New Investigation Opened for Bolshevik Crimes & the Murder of Tsar Nicholas II

"Who cares?," one might ask. This woman and her family care, and so goes the World:

"Grand Duchess Maria Vladimirovna, who styles herself as the head of the Romanov imperial line, filed suit last month after prosecutors closed a probe into the murder of Russia's last tsar, Nicholas II, and his family, shot dead by the Bolsheviks in 1918.

The lawsuit is part of her protracted standoff with Russian prosecutors, who have closed the investigation for the second time on the grounds that too much time has elapsed since the killing.

The 56-year-old Maria Vladimirovna, who was born in Madrid and divides her time between France and Spain, believes a resumption of the criminal case is essential for Russia to come to terms with its blood-soaked Soviet past.

At the heart of her legal battle is a question that continues to divide Russians more than 90 years after the Romanov dynasty's downfall: should the slaying of Nicholas and his family be considered a common crime or an act of political persecution?"

"The death of one man is a tragedy; the death of a million is a statistic." - Joseph Stalin
"The first Romanov remains were recovered outside the Urals city of Yekaterinburg in 1991, following the Soviet collapse. A probe into the murder was opened in 1993, but was quietly suspended in 1997. The royal remains were buried a year later at a lavish ceremony in St. Petersburg's Peter and Paul Cathedral.

The investigation was reopened in 2007, after the discovery of two more bodies thought to be the remains of two of Nicholas's children.

Today, most Russians see the killing as part of a brutal campaign of repression by the Bolsheviks. But many still argue that Bolshevik rule had not been firmly established in the chaotic aftermath of the 1917 revolution and that the killers had not acted at the direct behest of revolutionary leaders. The murders, they argue, cannot constitute a politically motivated crime."

An egregious argument, at best, borne of fallacy & revision, but one the old communist elite and their bureaucratic descendants will fight hard to preserve. "Politically motivated" is central to Bolshevism, with death & destruction the reward for any who dissent. Concepts like "unalienable rights, limited government, and due process" are foreign to its spread. All but the most obtuse, ivory tower academia highlight the hundreds of millions murdered by communist regimes over the decades. Whatever atrocities committed in the name of religion are miniscule by comparison.
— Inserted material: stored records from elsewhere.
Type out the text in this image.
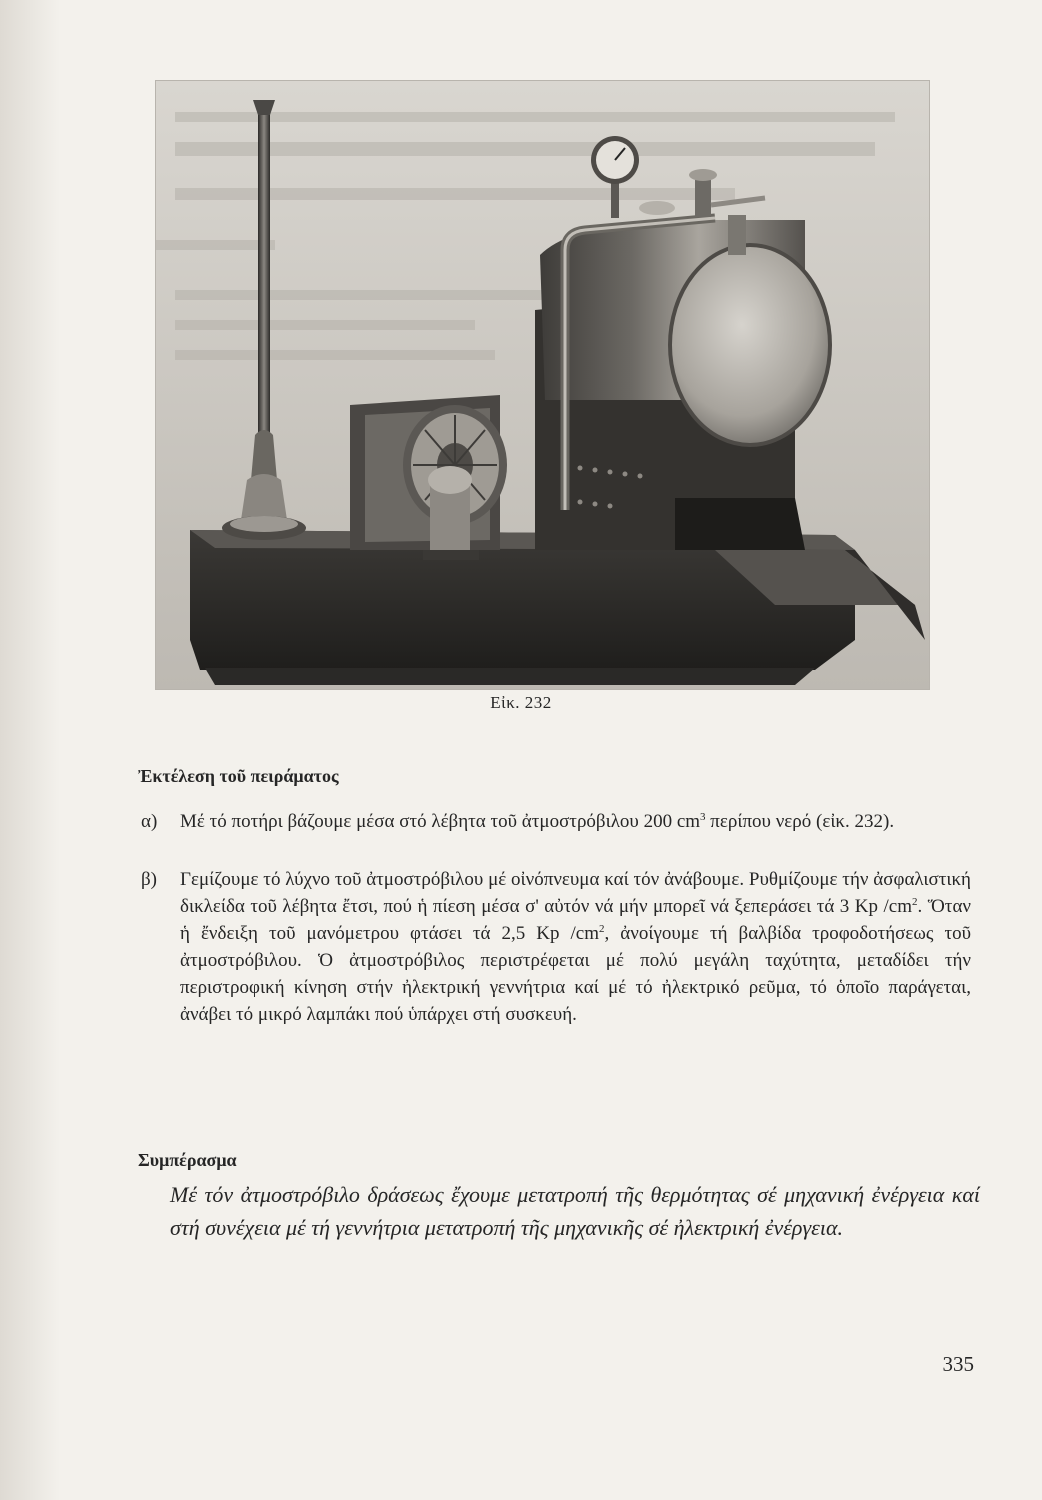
Εἰκ. 232
Ἐκτέλεση τοῦ πειράματος
α)	Μέ τό ποτήρι βάζουμε μέσα στό λέβητα τοῦ ἀτμοστρόβιλου 200 $cm^3$ περίπου νερό (εἰκ. 232).
β)	Γεμίζουμε τό λύχνο τοῦ ἀτμοστρόβιλου μέ οἰνόπνευμα καί τόν ἀνάβουμε. Ρυθμίζουμε τήν ἀσφαλιστική δικλείδα τοῦ λέβητα ἔτσι, πού ἡ πίεση μέσα σ' αὐτόν νά μήν μπορεῖ νά ξεπεράσει τά 3 Kp $/cm^2$. Ὅταν ἡ ἔνδειξη τοῦ μανόμετρου φτάσει τά 2,5 Kp $/cm^2$, ἀνοίγουμε τή βαλβίδα τροφοδοτήσεως τοῦ ἀτμοστρόβιλου. Ὁ ἀτμοστρόβιλος περιστρέφεται μέ πολύ μεγάλη ταχύτητα, μεταδίδει τήν περιστροφική κίνηση στήν ἠλεκτρική γεννήτρια καί μέ τό ἠλεκτρικό ρεῦμα, τό ὁποῖο παράγεται, ἀνάβει τό μικρό λαμπάκι πού ὑπάρχει στή συσκευή.
Συμπέρασμα
Μέ τόν ἀτμοστρόβιλο δράσεως ἔχουμε μετατροπή τῆς θερμότητας σέ μηχανική ἐνέργεια καί στή συνέχεια μέ τή γεννήτρια μετατροπή τῆς μηχανικῆς σέ ἠλεκτρική ἐνέργεια.
335
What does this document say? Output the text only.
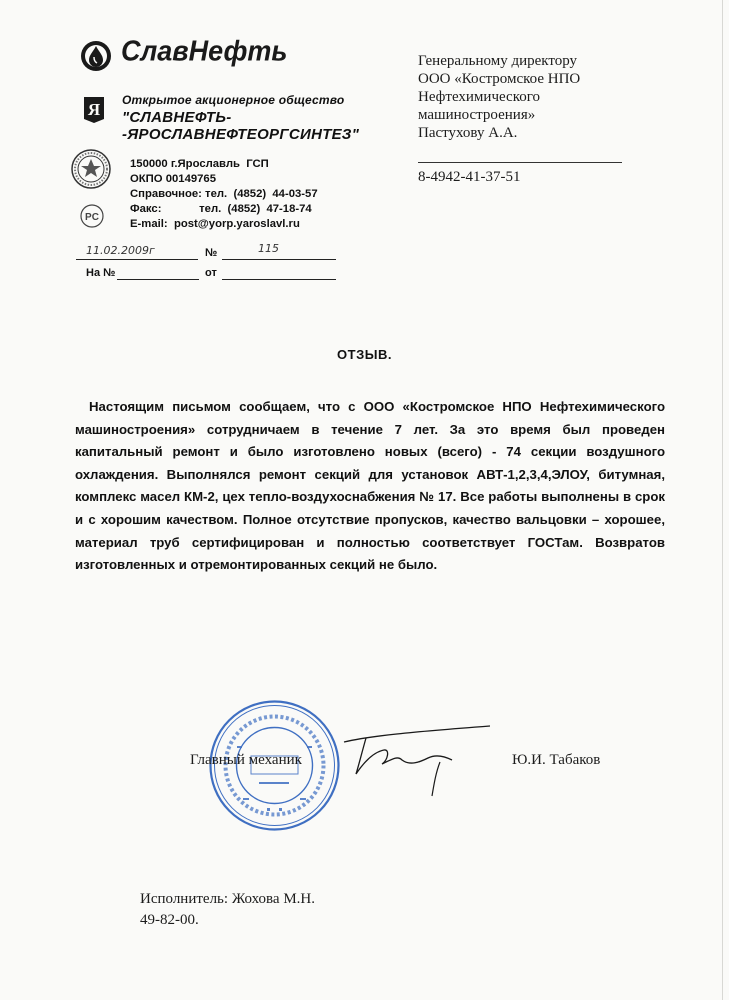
СлавНефть
Я Открытое акционерное общество
"СЛАВНЕФТЬ-
-ЯРОСЛАВНЕФТЕОРГСИНТЕЗ"
PC
150000 г.Ярославль  ГСП
ОКПО 00149765
Справочное: тел.  (4852)  44-03-57
Факс:            тел.  (4852)  47-18-74
E-mail:  post@yorp.yaroslavl.ru
11.02.2009г	№	115
На №	от
Генеральному директору
ООО «Костромское НПО
Нефтехимического
машиностроения»
Пастухову А.А.
8-4942-41-37-51
ОТЗЫВ.
Настоящим письмом сообщаем, что с ООО «Костромское НПО Нефтехимического машиностроения» сотрудничаем в течение 7 лет. За это время был проведен капитальный ремонт и было изготовлено новых (всего) - 74 секции воздушного охлаждения. Выполнялся ремонт секций для установок АВТ-1,2,3,4,ЭЛОУ, битумная, комплекс масел КМ-2, цех тепло-воздухоснабжения № 17. Все работы выполнены в срок и с хорошим качеством. Полное отсутствие пропусков, качество вальцовки – хорошее, материал труб сертифицирован и полностью соответствует ГОСТам. Возвратов изготовленных и отремонтированных секций не было.
Главный механик	Ю.И. Табаков
Исполнитель: Жохова М.Н.
49-82-00.
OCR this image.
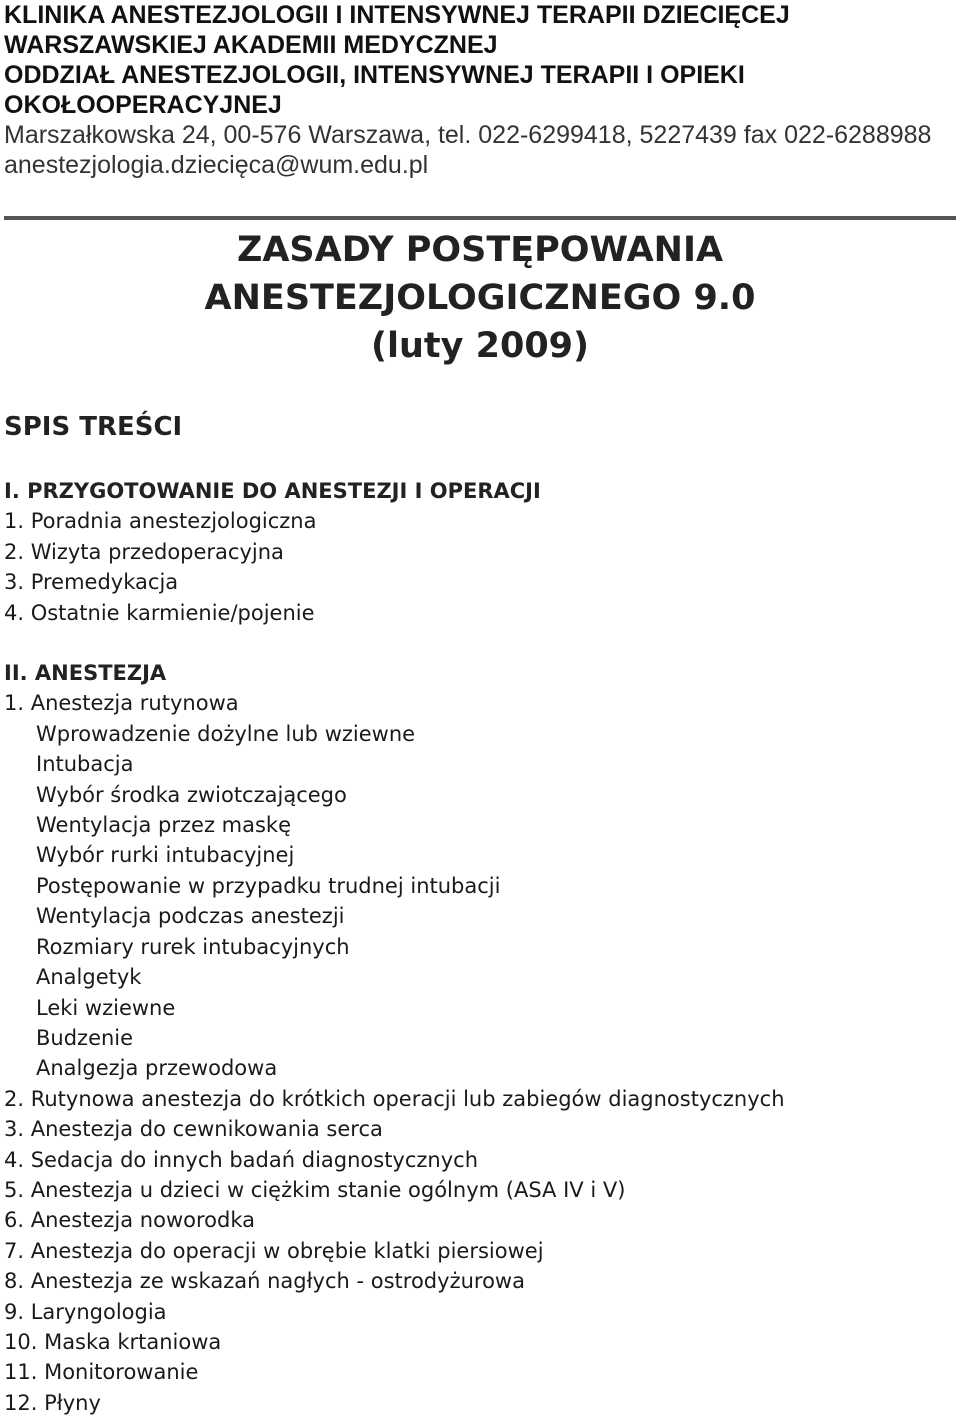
KLINIKA ANESTEZJOLOGII I INTENSYWNEJ TERAPII DZIECIĘCEJ
WARSZAWSKIEJ AKADEMII MEDYCZNEJ
ODDZIAŁ ANESTEZJOLOGII, INTENSYWNEJ TERAPII I OPIEKI
OKOŁOOPERACYJNEJ
Marszałkowska 24, 00-576 Warszawa, tel. 022-6299418, 5227439 fax 022-6288988
anestezjologia.dziecięca@wum.edu.pl
ZASADY POSTĘPOWANIA
ANESTEZJOLOGICZNEGO 9.0
(luty 2009)
SPIS TREŚCI
I. PRZYGOTOWANIE DO ANESTEZJI I OPERACJI
1. Poradnia anestezjologiczna
2. Wizyta przedoperacyjna
3. Premedykacja
4. Ostatnie karmienie/pojenie
II. ANESTEZJA
1. Anestezja rutynowa
Wprowadzenie dożylne lub wziewne
Intubacja
Wybór środka zwiotczającego
Wentylacja przez maskę
Wybór rurki intubacyjnej
Postępowanie w przypadku trudnej intubacji
Wentylacja podczas anestezji
Rozmiary rurek intubacyjnych
Analgetyk
Leki wziewne
Budzenie
Analgezja przewodowa
2. Rutynowa anestezja do krótkich operacji lub zabiegów diagnostycznych
3. Anestezja do cewnikowania serca
4. Sedacja do innych badań diagnostycznych
5. Anestezja u dzieci w ciężkim stanie ogólnym (ASA IV i V)
6. Anestezja noworodka
7. Anestezja do operacji w obrębie klatki piersiowej
8. Anestezja ze wskazań nagłych - ostrodyżurowa
9. Laryngologia
10. Maska krtaniowa
11. Monitorowanie
12. Płyny
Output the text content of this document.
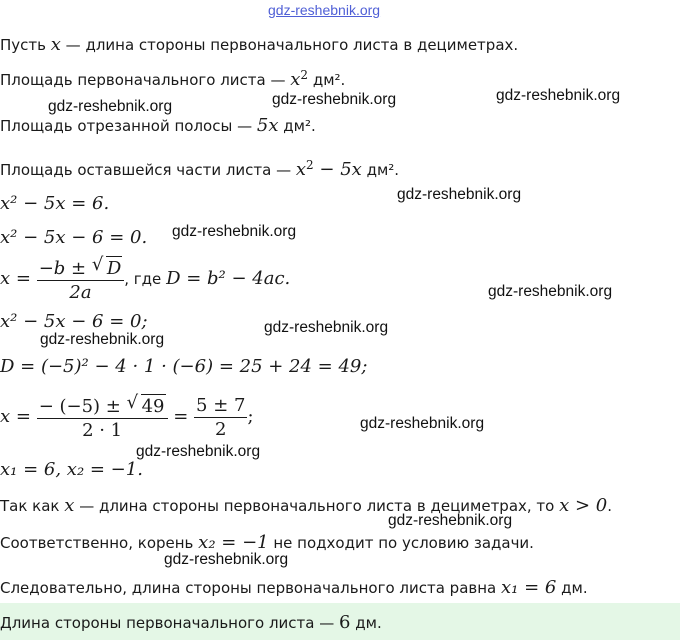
gdz-reshebnik.org
Пусть x — длина стороны первоначального листа в дециметрах.
Площадь первоначального листа — $x^2$ дм².
Площадь отрезанной полосы — 5x дм².
Площадь оставшейся части листа — $x^2 - 5x$ дм².
x² − 5x = 6.
x² − 5x − 6 = 0.
$x = \frac{-b \pm √ D}{2a}$ , где D = b² − 4ac.
x² − 5x − 6 = 0;
D = (−5)² − 4 · 1 · (−6) = 25 + 24 = 49;
$x = \frac{- (-5) \pm √ 49}{2 \cdot 1} = \frac{5 \pm 7}{2}$ ;
x₁ = 6, x₂ = −1.
Так как x — длина стороны первоначального листа в дециметрах, то x > 0.
Соответственно, корень x₂ = −1 не подходит по условию задачи.
Следовательно, длина стороны первоначального листа равна x₁ = 6 дм.
Длина стороны первоначального листа — 6 дм.
gdz-reshebnik.org	gdz-reshebnik.org	gdz-reshebnik.org
gdz-reshebnik.org
gdz-reshebnik.org
gdz-reshebnik.org
gdz-reshebnik.org
gdz-reshebnik.org
gdz-reshebnik.org
gdz-reshebnik.org
gdz-reshebnik.org
gdz-reshebnik.org
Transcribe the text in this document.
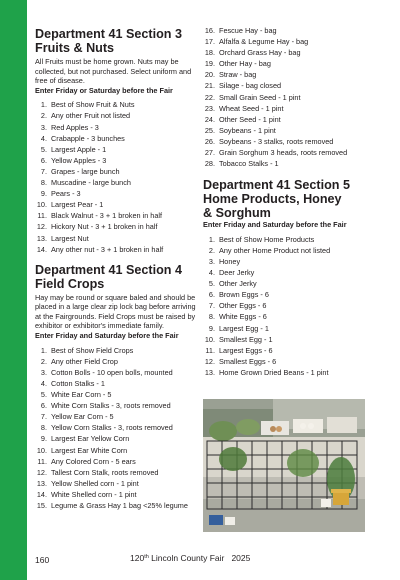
Department 41 Section 3
Fruits & Nuts
All Fruits must be home grown. Nuts may be collected, but not purchased. Select uniform and free of disease.
Enter Friday or Saturday before the Fair
1. Best of Show Fruit & Nuts
2. Any other Fruit not listed
3. Red Apples - 3
4. Crabapple - 3 bunches
5. Largest Apple - 1
6. Yellow Apples - 3
7. Grapes - large bunch
8. Muscadine - large bunch
9. Pears - 3
10. Largest Pear - 1
11. Black Walnut - 3 + 1 broken in half
12. Hickory Nut - 3 + 1 broken in half
13. Largest Nut
14. Any other nut - 3 + 1 broken in half
Department 41 Section 4
Field Crops
Hay may be round or square baled and should be placed in a large clear zip lock bag before arriving at the Fairgrounds. Field Crops must be raised by exhibitor or exhibitor's immediate family.
Enter Friday and Saturday before the Fair
1. Best of Show Field Crops
2. Any other Field Crop
3. Cotton Bolls - 10 open bolls, mounted
4. Cotton Stalks - 1
5. White Ear Corn - 5
6. White Corn Stalks - 3, roots removed
7. Yellow Ear Corn - 5
8. Yellow Corn Stalks - 3, roots removed
9. Largest Ear Yellow Corn
10. Largest Ear White Corn
11. Any Colored Corn - 5 ears
12. Tallest Corn Stalk, roots removed
13. Yellow Shelled corn - 1 pint
14. White Shelled corn - 1 pint
15. Legume & Grass Hay 1 bag <25% legume
16. Fescue Hay - bag
17. Alfalfa & Legume Hay - bag
18. Orchard Grass Hay - bag
19. Other Hay - bag
20. Straw - bag
21. Silage - bag closed
22. Small Grain Seed - 1 pint
23. Wheat Seed - 1 pint
24. Other Seed - 1 pint
25. Soybeans - 1 pint
26. Soybeans - 3 stalks, roots removed
27. Grain Sorghum 3 heads, roots removed
28. Tobacco Stalks - 1
Department 41 Section 5
Home Products, Honey
& Sorghum
Enter Friday and Saturday before the Fair
1. Best of Show Home Products
2. Any other Home Product not listed
3. Honey
4. Deer Jerky
5. Other Jerky
6. Brown Eggs - 6
7. Other Eggs - 6
8. White Eggs - 6
9. Largest Egg - 1
10. Smallest Egg - 1
11. Largest Eggs - 6
12. Smallest Eggs - 6
13. Home Grown Dried Beans - 1 pint
160	120th Lincoln County Fair   2025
The Bolsheviks murdered Tsar Nicholas II and his family. Is it time to make amends?
"Post-Soviet Kremlin leaders have not entirely shied away from denouncing the last tsar's murder and the horrors of Soviet repression.

Russia's first president, Boris Yeltsin, speaking at the 1998 burial of Nicholas and his family, urged Russians to repent for a "bloody century." The current president, Dmitry Medvedev, likewise condemned those who still defend the Stalinist regime and warned against attempts to write the millions of Soviet repression victims "out of history."

These words, however, have yet to translate into any legal condemnation of Soviet-era criminals, including the killers of Nicholas, his wife, and children. Judging by the embattled probe into the Romanov massacre, the chances of that happening soon appear slim."

Or it could simply inflame old wounds, between old enemies.

From January, this year: Yushchenko brings Stalin to court over genocide.
"Kiev’s Court of Appeals has found Josef Stalin and other Bolshevik leaders guilty of genocide against the Ukrainians during the famine, or “Holodomor” as it is called in Ukraine, of 1932-33."

Moscow didn't appreciate that too much.